Notably, ORF19 behaves as a true late gene, indicating that RTA regulates all three phases of the lytic program. For each new promoter, the response to RTA was dependent on CSL, and 5 of the 10 candidate sites were shown to bind CSL in vitro. Analysis of individual sites highlighted the importance of a cytosine residue flanking Apoptosis inhibitor the core CSL binding sequence. These findings broaden the role for CSL in coordinating the KSHV lytic gene expression program and help to define a signature
motif for functional CSL sites within the viral genome.”
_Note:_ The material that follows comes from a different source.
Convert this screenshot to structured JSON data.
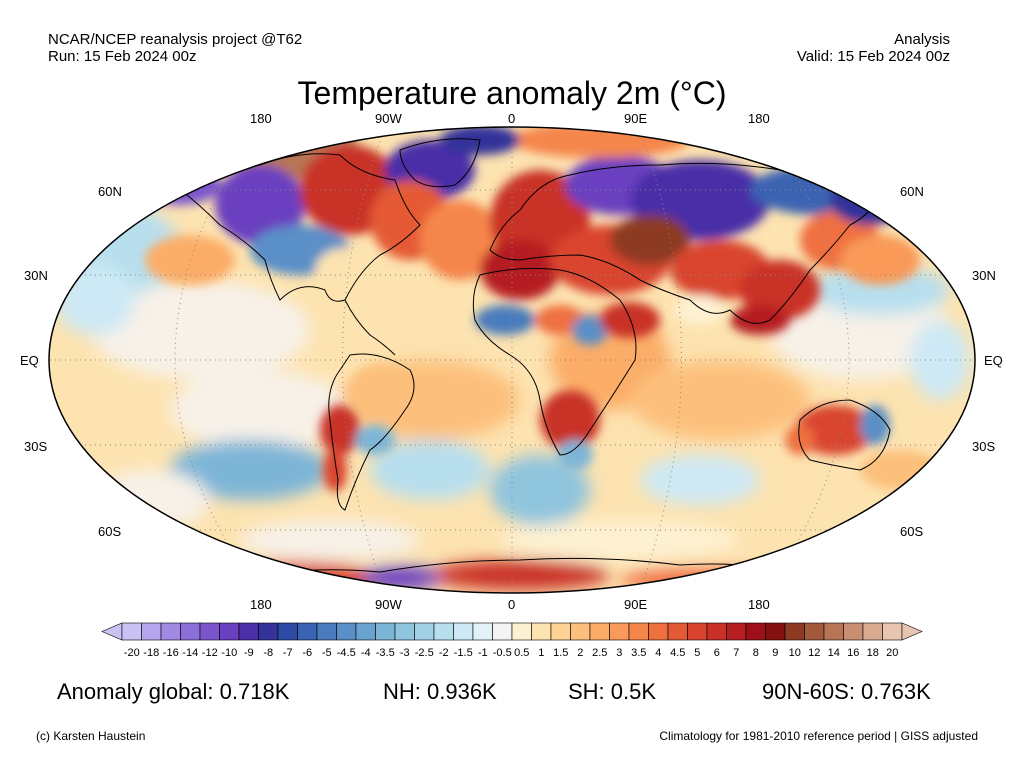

“Astrocytes play an important role in protecting neurons during ischemia and reperfusion in the central nervous system. Although many studies have shown that oxygen-glucose deprivation (OGD) can induce astrocyte apoptosis, the role of PERK/eIF2 alpha/ATF4 integrated stress response (ISR) in astrocyte apoptosis mediated by oxygen-glucose-serum deprivation (OGSD)/restoration remains uncertain. Astrocytes were subjected to a combination of oxygen, glucose, and serum deprivation for 8 h followed by restoration. Hoechst 33342 staining was performed to quantify apoptotic astrocytes and cell viability
was assessed with Cell Counting Kit-8 (CCK8). Immunocytochemical analysis and Western blotting for some related molecules, including pancreatic ER stress kinase (PERK), p-PERK, eukaryotic initiation factor 2 SB431542 alpha (eIF2 alpha), p-eIF2 alpha, activating transcription FER factor 4 (ATF4), caspase-12, were examined. Caspase activation and apoptosis were detected in neonatal rat astrocytes from spinal cord subjected to OGSD/restoration. We also observed an increase
in cytoplasmic staining of p-eIF2 alpha in astrocytes (8 h OGSD/15 min restoration) compared with that of non-treated cells. In addition, we found the sequential activation of PERK, eIF2 alpha, and ATF4 during OGSD/restoration by Western blotting. These results indicate that both the PERK/eIF2 alpha/ATF4 ISR and activation of caspase-12 may be involved in apoptosis of spinal cord astrocytes induced by OGSD/restoration. (C) 2010 Elsevier Ireland Ltd. All rights reserved.”
“The DA strain and other members of the TO subgroup of Theiler’s murine encephalomyelitis virus (TMEV) induce a persistent central nervous system infection associated with an inflammatory white matter demyelinating disease. TO subgroup strains synthesize an 18-kDa protein, L*, out of frame with the polyprotein from an initiation codon 13 nucleotides downstream from the polyprotein’s AUG codon. We previously generated a mutant virus from our infectious DA full-length clone that has a change of the L* AUG codon to ACG (with no change in the polyprotein’s amino acid sequence). Studies of this mutant virus showed that L* was key to the TO subgroup phenotype because the mutant had a decreased ability to persist and demyelinate.